Re-entry Information
Signs of Reverse Culture Shock
Tips For Coping With Re-entry

Re-entry Information

Now that you're back…
Studying overseas was undoubtedly one of the most academic and culturally enriching experiences of your life. It is an experience that will forever change how you view the world and how you interact with it. It is vital that you find ways to use this experience in your life at home, both to make the most of your own experience and to share your experience with those around you in order to change their lives.

The key is to achieve an ideal balance of reconnecting with your life back at home, while at the same time staying in touch with your new experiences abroad.

Signs of Reverse Culture Shock

Your reactions to re-entry may vary, and may include one or more of the following:

  • Restlessness
  • Depression
  • Reverse homesickness
  • Changes in goals and priorities
  • Negativity or intolerance towards the your home country including behavior, attitudes, customs, and common social practice

No matter how much time you spent abroad, you will experience differences in yourself, your family and friends, and your surroundings upon your return home. At times, you may feel that no one understands how you've changed, and it may be difficult for you to realize that life has not only changed for you, but it has also changed for your friends and family. All of these things can make you feel a little out of place at home.

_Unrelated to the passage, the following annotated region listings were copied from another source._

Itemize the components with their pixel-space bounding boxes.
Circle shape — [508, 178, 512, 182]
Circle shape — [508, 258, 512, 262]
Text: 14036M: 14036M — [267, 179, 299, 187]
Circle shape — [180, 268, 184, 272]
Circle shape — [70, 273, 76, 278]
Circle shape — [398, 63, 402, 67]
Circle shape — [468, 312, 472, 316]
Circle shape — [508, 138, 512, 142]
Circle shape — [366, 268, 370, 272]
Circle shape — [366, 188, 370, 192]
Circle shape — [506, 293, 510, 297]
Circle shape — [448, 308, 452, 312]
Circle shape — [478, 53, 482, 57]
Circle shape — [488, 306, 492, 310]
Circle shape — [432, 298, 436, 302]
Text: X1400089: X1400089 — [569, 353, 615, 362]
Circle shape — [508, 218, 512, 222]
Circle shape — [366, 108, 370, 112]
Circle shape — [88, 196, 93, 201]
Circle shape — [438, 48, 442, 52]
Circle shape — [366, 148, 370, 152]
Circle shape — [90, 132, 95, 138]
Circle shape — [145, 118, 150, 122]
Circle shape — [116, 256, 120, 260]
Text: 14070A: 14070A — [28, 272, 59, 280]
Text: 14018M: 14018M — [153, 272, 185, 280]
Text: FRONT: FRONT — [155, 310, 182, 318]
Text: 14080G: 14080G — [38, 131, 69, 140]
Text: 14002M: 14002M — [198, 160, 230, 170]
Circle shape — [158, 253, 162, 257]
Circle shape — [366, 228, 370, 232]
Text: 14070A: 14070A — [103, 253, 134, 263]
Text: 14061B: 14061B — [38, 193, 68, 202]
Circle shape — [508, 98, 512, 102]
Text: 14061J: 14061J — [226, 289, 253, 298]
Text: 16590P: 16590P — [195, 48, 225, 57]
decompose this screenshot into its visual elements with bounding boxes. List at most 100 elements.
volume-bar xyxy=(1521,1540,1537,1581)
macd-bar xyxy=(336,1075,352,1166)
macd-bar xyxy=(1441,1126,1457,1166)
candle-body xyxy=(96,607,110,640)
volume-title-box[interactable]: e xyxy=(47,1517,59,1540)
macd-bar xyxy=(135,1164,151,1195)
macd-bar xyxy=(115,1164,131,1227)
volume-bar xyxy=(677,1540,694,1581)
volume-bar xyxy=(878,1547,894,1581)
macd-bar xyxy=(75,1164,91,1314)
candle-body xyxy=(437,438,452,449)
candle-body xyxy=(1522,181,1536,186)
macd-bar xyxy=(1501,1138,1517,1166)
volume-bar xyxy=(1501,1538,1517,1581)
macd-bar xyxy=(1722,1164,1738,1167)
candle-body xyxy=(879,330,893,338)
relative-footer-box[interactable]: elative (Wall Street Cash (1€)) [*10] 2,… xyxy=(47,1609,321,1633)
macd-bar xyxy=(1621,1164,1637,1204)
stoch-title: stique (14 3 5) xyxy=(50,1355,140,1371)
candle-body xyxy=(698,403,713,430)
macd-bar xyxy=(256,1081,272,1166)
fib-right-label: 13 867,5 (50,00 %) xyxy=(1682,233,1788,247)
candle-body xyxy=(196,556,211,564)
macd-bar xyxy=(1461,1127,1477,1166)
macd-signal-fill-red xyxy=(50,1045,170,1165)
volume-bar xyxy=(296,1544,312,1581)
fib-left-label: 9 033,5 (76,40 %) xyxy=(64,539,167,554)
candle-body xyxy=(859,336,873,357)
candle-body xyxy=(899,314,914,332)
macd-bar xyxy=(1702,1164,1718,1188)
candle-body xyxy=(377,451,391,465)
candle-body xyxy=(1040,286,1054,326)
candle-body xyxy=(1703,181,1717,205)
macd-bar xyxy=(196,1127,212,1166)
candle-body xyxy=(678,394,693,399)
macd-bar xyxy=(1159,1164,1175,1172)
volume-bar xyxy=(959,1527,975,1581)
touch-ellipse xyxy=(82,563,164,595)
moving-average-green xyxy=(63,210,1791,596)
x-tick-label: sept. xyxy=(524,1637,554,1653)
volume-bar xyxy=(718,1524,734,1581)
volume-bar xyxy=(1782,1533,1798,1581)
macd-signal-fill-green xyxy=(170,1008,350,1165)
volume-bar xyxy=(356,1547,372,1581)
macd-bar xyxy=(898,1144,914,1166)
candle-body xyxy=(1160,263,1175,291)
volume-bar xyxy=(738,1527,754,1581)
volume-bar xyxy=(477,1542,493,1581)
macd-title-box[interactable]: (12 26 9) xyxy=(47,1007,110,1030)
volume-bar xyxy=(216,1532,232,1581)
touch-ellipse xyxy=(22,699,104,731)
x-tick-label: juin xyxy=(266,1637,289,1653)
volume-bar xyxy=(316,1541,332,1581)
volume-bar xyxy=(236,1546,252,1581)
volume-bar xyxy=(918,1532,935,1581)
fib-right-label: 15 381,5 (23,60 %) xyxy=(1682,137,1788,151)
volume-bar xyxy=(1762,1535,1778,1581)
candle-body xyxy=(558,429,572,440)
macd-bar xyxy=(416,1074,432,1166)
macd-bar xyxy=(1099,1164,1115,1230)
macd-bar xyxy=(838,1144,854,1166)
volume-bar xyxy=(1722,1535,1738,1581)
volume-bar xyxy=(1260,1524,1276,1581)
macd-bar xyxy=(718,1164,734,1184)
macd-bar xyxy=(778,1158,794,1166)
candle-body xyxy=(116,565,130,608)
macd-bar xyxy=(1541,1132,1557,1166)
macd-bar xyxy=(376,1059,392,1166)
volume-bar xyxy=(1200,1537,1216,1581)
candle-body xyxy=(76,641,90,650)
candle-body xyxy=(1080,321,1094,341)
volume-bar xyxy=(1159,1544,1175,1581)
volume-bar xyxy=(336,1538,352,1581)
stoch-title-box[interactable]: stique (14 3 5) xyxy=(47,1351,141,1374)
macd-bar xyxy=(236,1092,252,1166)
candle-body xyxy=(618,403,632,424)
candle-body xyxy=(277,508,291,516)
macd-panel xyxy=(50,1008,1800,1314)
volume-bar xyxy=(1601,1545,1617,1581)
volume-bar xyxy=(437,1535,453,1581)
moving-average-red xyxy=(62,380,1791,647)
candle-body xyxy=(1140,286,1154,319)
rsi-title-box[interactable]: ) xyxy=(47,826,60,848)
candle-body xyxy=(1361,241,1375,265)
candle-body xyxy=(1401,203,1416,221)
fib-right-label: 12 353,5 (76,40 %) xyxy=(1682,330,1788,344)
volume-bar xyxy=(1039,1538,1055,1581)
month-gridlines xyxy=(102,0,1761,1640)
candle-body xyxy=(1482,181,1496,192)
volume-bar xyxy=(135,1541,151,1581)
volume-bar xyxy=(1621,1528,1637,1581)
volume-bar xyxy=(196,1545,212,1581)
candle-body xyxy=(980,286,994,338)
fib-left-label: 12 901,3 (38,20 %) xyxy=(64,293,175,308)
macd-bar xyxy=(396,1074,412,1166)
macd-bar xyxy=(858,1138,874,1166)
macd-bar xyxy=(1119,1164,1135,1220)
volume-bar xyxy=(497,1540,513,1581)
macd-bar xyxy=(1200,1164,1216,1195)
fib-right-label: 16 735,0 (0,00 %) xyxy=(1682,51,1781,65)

This process is much like the cultural adjustment you experienced when you first went abroad, only in reverse. Similar to having to adjust when you go to another country, you must make some adjustments coming home as well. The coping skills and strategies that were successful in helping you adjust to your host culture will be just as helpful coming home: get involved, identify a support group of other study abroad students, suspend judgment until you understand a situation, and always, always keep a sense of humor.

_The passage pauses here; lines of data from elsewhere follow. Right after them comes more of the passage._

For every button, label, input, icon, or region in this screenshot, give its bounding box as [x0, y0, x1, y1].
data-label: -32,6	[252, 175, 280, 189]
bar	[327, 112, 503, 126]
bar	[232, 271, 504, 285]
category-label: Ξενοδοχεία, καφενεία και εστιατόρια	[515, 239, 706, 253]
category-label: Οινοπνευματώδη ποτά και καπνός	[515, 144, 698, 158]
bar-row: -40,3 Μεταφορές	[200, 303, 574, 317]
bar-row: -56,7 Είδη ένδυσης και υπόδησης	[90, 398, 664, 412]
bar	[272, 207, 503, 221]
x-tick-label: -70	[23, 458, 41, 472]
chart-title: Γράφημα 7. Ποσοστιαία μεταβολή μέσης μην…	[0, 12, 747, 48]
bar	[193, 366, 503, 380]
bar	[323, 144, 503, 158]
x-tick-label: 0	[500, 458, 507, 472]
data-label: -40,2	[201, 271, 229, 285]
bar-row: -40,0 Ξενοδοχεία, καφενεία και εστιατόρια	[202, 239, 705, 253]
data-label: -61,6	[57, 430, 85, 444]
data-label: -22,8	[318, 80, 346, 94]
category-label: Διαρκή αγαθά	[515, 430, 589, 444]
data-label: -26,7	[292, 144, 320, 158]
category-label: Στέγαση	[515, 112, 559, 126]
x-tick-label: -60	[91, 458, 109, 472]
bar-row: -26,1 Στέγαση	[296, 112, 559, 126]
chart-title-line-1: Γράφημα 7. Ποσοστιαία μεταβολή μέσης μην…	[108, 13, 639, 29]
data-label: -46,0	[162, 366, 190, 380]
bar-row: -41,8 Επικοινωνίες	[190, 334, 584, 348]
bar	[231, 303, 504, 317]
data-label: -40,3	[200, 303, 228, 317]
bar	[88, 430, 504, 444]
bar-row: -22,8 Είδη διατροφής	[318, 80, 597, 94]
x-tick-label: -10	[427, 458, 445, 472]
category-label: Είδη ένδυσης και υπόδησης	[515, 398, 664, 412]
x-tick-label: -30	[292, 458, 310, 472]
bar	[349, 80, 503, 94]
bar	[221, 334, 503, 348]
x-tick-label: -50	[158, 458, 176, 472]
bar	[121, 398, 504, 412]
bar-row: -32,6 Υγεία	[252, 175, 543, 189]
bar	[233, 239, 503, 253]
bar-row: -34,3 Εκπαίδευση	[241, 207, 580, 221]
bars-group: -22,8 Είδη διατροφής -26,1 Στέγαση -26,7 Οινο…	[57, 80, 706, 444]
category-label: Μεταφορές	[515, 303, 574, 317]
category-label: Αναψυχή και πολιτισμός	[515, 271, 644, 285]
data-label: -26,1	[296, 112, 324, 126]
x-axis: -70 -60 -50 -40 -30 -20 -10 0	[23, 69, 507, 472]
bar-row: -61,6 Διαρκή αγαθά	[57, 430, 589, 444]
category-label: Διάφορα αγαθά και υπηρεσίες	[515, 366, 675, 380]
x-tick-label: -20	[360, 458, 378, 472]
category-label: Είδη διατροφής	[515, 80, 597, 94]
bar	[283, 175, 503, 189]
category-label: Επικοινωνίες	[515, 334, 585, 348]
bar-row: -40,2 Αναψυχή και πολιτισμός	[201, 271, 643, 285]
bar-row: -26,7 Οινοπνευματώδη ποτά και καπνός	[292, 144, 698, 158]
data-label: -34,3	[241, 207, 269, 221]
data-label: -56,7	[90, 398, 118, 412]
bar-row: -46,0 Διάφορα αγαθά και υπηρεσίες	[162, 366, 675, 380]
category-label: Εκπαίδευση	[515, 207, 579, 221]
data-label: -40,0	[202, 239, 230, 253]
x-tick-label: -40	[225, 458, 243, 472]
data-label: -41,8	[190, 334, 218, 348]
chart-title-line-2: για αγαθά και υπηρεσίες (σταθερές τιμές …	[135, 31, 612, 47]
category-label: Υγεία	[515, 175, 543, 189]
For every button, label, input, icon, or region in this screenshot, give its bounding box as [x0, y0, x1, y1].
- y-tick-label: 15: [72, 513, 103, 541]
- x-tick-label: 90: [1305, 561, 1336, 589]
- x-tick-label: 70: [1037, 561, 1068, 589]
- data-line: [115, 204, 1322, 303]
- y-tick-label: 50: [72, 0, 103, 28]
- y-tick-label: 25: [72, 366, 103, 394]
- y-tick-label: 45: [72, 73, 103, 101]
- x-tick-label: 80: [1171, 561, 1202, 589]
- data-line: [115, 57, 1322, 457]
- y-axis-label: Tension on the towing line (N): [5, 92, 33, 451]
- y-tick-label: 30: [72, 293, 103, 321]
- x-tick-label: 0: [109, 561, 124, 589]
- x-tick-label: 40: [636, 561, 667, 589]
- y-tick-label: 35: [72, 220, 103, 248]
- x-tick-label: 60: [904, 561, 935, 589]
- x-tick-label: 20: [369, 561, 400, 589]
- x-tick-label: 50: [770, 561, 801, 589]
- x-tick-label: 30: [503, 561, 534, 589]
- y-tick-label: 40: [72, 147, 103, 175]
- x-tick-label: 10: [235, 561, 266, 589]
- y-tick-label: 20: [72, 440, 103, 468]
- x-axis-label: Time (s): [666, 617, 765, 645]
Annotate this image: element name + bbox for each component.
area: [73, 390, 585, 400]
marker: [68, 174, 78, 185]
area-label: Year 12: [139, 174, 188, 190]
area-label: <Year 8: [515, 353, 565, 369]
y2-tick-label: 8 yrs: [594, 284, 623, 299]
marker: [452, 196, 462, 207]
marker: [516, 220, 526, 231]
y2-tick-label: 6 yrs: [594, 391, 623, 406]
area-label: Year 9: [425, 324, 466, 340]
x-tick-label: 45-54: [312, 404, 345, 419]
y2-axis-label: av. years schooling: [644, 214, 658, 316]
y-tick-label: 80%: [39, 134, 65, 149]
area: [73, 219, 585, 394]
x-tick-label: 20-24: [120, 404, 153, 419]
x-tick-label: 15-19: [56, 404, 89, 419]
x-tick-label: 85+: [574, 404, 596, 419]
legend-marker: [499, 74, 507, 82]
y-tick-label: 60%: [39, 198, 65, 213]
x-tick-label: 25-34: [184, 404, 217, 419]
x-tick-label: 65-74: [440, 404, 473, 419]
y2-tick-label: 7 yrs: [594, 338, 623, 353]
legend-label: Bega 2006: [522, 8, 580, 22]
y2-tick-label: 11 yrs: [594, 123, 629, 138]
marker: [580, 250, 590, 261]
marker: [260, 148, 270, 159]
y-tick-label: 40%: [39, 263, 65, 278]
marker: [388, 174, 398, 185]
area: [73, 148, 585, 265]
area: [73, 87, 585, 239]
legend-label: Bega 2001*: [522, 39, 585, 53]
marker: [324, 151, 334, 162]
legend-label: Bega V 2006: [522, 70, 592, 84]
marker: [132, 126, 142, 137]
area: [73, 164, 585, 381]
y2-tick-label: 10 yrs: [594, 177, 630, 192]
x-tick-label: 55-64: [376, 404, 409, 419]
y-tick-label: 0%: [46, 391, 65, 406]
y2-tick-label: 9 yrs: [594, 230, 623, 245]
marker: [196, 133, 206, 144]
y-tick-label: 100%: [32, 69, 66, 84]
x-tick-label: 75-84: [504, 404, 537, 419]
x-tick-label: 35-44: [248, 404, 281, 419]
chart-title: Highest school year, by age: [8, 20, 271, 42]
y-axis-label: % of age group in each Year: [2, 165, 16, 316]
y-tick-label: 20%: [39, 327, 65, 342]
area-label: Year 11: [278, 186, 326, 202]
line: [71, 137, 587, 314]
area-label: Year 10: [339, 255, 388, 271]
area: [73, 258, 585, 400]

Tips For Coping With Re-entry

  • Continue writing in the journal that you used abroad, or purchase one if you have not yet done so.
  • Know that you're not alone in your feelings. Most students experience the discomforts of re-entry, although degrees of severity differ greatly.
  • Learn to share your experience in small doses.
  • Don't forget to ask friends and family about their lives while you were away. Others could have had valuable growing experiences at home during your absence, so talk with them about what has changed and let them know you are interested in their lives.
  • Talk to both former and future study abroad students on your campus.
  • Befriend international students on campus.
  • Stay in touch with the people you met while studying abroad.
  • Go to an elementary, middle, or high school language class and do a presentation about your time abroad.
  • Seek out opportunities in your community.